It’s the dark day when you realize that at the venerable old age of 27, you have become the grumpy, bitter, old man in your group of friends. Of course certain friends of mine that seek to actively remind me that I “hate things that are fun,” usually while I’m lecturing him on the wisdom of not drinking another 4Loko and the dangers of eating nothing but Ramen noodles.
Then suddenly, something very horrifying hit me. I wasn’t lecturing him because he was drinking fermented cat urine mixed with the batch of red bull that had been accidentally mixed with toxic waste, but because it was time he grew up and acted like an adult.
That’s right. I told my friend to act like a freakin’ adult.
There was a shattering glass moment inside my head as all of my illusions were instantaneously shattered. I’m a freakin’ grown up…

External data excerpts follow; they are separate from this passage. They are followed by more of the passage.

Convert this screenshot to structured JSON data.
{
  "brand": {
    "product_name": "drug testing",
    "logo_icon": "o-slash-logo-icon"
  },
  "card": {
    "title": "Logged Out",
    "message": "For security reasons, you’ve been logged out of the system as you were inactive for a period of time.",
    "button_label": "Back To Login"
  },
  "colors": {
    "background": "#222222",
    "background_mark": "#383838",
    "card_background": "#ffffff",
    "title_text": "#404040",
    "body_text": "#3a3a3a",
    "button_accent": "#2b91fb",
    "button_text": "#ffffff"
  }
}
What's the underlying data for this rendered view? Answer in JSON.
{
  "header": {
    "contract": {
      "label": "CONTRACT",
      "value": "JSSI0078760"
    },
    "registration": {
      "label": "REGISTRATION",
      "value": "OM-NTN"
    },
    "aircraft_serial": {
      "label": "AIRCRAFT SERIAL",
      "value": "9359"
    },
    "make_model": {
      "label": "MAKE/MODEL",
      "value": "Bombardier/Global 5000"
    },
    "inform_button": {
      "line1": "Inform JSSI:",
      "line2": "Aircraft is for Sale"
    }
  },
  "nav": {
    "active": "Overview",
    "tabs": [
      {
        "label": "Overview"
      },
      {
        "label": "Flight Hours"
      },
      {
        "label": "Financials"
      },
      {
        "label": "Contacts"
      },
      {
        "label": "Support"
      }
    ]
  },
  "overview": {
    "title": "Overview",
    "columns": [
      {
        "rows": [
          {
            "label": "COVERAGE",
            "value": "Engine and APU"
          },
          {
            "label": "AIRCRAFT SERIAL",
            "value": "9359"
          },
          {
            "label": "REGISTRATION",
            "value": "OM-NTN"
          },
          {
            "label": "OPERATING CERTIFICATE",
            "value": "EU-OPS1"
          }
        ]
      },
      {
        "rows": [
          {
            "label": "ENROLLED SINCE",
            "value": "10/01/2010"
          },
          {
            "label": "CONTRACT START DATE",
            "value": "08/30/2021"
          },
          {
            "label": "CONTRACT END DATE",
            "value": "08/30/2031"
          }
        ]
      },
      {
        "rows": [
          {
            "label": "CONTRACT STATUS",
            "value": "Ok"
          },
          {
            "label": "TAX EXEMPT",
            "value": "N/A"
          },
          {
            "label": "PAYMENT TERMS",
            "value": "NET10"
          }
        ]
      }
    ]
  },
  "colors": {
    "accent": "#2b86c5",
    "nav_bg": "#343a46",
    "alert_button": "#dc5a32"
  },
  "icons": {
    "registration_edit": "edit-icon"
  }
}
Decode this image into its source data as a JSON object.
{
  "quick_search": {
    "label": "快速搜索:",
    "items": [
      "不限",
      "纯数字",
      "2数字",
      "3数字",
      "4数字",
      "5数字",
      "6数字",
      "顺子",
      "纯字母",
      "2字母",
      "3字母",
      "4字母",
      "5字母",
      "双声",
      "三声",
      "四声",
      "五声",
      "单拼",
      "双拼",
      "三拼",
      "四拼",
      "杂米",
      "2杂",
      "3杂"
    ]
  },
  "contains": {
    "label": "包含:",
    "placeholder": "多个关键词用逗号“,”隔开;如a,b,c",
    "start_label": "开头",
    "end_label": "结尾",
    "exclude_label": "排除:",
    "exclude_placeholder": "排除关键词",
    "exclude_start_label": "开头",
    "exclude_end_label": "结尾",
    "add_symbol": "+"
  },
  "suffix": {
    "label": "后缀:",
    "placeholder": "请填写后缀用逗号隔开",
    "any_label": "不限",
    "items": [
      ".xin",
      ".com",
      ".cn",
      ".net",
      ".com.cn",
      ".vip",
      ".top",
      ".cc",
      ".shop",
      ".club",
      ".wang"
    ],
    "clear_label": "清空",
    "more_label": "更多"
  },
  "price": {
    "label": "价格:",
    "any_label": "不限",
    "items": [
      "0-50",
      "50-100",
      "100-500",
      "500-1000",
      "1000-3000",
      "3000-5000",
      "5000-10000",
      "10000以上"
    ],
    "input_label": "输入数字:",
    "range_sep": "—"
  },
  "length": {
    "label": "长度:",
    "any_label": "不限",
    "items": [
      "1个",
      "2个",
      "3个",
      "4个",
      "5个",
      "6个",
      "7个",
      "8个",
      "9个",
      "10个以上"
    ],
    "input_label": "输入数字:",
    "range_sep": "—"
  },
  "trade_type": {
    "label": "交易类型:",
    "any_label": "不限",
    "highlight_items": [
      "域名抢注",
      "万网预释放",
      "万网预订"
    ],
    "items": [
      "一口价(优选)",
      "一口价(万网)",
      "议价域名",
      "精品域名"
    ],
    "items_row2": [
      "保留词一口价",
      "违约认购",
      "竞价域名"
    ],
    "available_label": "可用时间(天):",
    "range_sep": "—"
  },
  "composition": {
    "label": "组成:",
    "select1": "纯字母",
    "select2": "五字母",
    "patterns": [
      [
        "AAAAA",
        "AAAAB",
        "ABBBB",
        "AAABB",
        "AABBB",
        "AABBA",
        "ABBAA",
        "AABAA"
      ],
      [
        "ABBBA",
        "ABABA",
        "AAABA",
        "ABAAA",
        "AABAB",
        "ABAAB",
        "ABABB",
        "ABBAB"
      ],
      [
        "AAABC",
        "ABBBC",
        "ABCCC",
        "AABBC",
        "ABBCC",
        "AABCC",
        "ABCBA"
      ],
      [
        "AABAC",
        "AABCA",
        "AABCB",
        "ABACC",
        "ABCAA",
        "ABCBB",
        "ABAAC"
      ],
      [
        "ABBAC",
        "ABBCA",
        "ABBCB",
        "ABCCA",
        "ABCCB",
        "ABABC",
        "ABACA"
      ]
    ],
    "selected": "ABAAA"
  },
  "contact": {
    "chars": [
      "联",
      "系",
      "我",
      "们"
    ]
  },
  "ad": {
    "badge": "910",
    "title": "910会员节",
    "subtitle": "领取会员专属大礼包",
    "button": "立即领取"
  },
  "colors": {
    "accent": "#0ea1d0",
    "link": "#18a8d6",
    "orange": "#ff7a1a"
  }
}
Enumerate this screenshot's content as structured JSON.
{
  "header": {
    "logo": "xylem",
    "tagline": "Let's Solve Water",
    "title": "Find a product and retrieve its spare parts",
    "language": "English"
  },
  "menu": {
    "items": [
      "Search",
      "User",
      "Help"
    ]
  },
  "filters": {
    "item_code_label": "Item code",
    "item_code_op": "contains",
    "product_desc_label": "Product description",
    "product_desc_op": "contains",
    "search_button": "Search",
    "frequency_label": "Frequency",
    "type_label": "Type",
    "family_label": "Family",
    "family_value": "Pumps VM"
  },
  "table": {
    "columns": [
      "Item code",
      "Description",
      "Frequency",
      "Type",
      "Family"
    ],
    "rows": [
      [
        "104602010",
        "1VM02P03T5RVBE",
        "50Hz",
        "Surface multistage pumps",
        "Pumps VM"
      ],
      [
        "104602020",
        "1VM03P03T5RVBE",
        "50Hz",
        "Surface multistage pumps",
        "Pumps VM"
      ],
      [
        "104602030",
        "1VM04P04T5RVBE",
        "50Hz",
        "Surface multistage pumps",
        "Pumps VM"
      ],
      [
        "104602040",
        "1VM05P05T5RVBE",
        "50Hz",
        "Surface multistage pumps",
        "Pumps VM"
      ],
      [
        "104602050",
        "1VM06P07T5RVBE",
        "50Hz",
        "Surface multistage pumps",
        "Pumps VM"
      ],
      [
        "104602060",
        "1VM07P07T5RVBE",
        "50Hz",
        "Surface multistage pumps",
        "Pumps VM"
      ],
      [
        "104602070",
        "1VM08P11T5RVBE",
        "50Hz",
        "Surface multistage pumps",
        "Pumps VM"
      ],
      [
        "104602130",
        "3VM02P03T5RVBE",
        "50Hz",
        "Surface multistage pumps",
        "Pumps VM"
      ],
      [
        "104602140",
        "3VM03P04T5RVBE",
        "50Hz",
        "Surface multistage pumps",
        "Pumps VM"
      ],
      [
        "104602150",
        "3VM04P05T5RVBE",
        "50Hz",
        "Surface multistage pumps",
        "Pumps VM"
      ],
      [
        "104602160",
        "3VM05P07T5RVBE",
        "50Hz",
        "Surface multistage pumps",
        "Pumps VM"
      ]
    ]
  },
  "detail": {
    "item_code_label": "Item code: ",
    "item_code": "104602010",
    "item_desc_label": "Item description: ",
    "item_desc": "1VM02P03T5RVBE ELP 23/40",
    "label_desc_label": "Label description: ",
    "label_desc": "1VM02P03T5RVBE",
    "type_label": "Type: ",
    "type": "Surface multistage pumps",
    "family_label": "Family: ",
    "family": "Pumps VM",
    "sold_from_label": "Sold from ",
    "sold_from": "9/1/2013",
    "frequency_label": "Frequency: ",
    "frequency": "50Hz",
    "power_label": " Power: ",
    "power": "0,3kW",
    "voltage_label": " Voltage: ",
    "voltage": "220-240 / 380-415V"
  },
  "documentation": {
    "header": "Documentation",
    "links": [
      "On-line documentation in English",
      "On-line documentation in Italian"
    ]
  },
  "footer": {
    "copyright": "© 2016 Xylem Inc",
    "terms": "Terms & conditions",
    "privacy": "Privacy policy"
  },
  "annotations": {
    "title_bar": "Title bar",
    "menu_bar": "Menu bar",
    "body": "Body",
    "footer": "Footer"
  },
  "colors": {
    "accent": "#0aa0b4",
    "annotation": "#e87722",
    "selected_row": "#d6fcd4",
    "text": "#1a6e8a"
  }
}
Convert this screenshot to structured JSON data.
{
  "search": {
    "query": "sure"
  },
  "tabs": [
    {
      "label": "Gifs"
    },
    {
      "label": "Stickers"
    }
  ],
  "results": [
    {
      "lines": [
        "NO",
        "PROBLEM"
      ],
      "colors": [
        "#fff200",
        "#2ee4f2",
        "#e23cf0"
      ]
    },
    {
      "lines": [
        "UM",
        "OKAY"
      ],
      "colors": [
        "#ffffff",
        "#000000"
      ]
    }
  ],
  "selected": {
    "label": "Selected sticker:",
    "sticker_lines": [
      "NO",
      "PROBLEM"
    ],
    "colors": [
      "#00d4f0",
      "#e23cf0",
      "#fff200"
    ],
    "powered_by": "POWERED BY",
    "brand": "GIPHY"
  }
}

Today, at lunch, I ordered tea. TEA! Not Dr. Pepper or delicious, awesome providing Cherry Coke, but TEA!
Every night this week I’ve gone to bed BEFORE 11 PM!
My knees hurt before a storm!
I sit in the living room and watch my stories with my dog that just lays under my feet half asleep the whole time.
You know who does those things?
Not the awesome kind of old people either, you know the ones that drive motorcycles and fire machine guns.
Nope, the boring, old, waiting to die kind of old people.
I’m way to young for that, so I’m gonna go buy some legos.